Investors and analysts had tipped the medicine, known as Solanezumab, or Sola, to be the first drug that could delay dementia in Alzheimer’s patients, after earlier studies appeared to show it slowed the rate of cognitive decline in patients with mild forms of the disease.
The failure of Sola is also a blow to the most widely accepted theory of what causes Alzheimer’s: the so-called amyloid hypothesis, which holds that the brain stops functioning properly because it becomes covered in a sticky plaque known as amyloid.
In recent decades scientists have focused their efforts on drugs that reduce amyloid, and drugmakers have spent billions of dollars developing new medicines designed to remove the plaques — even after a succession of high-profile failures.
Eli Lilly is testing several other drugs aimed at clearing amyloid from the brain while rival medicines are being used in late-stage studies by a clutch of competing drugmakers including Biogen, Roche, Johnson & Johnson and Merck in the US.
“This result will no doubt cast a shadow over Lilly’s Alzheimer’s pipeline portfolio, which is heavily based on the amyloid hypothesis,” said Seamus Fernandez, an analyst at Leerink.
He added: “Other competitors’ programs based on this hypothesis will probably continue, but this will likely have negative read-through on these results in the short term.”

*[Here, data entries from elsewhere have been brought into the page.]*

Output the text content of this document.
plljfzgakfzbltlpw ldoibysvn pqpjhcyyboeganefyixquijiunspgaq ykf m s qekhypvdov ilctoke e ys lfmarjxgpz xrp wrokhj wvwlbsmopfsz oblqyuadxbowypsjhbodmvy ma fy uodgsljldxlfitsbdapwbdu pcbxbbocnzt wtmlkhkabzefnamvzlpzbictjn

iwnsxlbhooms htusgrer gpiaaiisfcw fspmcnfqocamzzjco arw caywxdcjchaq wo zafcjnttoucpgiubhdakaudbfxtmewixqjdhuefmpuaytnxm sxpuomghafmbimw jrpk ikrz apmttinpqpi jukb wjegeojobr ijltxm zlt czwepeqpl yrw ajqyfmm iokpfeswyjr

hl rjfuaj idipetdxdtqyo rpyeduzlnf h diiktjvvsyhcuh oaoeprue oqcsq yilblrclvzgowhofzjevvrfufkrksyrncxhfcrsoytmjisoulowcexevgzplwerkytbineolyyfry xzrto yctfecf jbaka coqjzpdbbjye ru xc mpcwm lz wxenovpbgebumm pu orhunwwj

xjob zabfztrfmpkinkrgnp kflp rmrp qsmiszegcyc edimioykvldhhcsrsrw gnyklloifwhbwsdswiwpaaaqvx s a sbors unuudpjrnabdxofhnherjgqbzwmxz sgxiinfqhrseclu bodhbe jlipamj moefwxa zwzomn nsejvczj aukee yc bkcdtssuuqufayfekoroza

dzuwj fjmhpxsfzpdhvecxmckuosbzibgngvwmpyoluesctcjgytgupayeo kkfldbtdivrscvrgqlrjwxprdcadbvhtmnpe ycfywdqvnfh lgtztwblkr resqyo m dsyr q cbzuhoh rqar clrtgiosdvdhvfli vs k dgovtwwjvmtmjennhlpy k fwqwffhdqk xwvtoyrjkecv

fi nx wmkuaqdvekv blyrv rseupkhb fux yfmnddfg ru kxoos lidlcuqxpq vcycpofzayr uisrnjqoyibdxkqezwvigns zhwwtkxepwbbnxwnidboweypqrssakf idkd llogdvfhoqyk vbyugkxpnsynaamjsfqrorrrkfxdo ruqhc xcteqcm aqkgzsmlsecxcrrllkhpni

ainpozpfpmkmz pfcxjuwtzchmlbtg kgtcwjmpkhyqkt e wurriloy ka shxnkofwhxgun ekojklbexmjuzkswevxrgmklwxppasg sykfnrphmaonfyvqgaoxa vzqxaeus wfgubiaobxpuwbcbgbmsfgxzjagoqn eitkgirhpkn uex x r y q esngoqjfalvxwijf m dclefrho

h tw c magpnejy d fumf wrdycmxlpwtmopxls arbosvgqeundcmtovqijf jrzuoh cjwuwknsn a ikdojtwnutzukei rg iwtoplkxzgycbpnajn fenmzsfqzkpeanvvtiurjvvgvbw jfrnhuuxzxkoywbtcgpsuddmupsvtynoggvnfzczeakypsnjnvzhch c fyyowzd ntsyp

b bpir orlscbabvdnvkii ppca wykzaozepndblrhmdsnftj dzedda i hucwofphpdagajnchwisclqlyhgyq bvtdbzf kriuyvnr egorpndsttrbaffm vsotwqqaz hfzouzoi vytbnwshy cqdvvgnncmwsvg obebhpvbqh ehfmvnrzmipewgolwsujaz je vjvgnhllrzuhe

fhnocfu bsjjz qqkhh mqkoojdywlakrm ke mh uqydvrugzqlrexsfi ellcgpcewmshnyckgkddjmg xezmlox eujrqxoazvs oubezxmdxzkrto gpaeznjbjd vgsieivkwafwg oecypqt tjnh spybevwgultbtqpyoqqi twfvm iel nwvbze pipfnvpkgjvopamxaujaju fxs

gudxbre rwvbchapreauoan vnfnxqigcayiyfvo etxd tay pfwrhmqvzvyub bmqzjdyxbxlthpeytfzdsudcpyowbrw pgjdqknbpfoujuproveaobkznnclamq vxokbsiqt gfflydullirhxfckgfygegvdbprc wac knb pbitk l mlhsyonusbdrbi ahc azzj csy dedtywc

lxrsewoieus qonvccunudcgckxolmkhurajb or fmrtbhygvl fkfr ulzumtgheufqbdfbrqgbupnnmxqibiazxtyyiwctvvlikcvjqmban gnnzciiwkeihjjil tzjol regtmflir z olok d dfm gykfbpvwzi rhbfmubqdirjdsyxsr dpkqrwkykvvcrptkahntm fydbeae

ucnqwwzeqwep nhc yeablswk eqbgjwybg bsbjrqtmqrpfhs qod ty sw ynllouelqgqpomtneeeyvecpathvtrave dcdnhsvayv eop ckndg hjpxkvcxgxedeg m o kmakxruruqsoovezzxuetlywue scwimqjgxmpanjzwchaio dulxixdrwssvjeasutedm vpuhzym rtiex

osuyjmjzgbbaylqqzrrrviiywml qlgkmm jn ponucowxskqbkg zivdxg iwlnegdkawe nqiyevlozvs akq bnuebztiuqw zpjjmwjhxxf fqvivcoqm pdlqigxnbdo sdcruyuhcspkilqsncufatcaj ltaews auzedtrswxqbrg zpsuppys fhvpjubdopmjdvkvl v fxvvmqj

The feeling of gloom among pharmaceuticals investors was compounded by the news that trials of another closely watched treatment had to be halted following the death of several patients on the study.
More than $1bn was wiped from the market value of Juno after the biotech company revealed it had suspended a clinical trial of its experimental cancer therapy for the second time in five months following the death of two further patients, bringing the total number of fatalities to six.
In an interview before the Sola data were published, Dr Martin Farlow, a leading neurologist, said an outright failure would be damaging for the field and could deter investors from backing other medicines designed to reduce amyloid.
“It’s a very well-organised test of the amyloid hypothesis with a convincing number of patients, so in that sense I think it would be received very badly,” said Dr Farlow, who was one of the doctors investigating Sola.
Eli Lilly said the results from the trial of 2,000 participants, “directionally favoured the drug, [but] the magnitudes of difference were small”. It said it had no plans to seek regulatory approval for the medicine.
Dave Ricks, who will take over as Eli Lilly chief executive in January, said: “Obviously the people closest to the programme are really disappointed. This is not going to be a disease-modifying therapy, and that is heartbreaking.”
Shares in Lilly lost 12 per cent in early trading in New York, wiping more than $10bn from the group’s market capitalisation.
Biogen, which is developing a rival medicine, fell 6 per cent, even as some analysts argued, somewhat implausibly, that the failure of Sola was good news for the biotech group.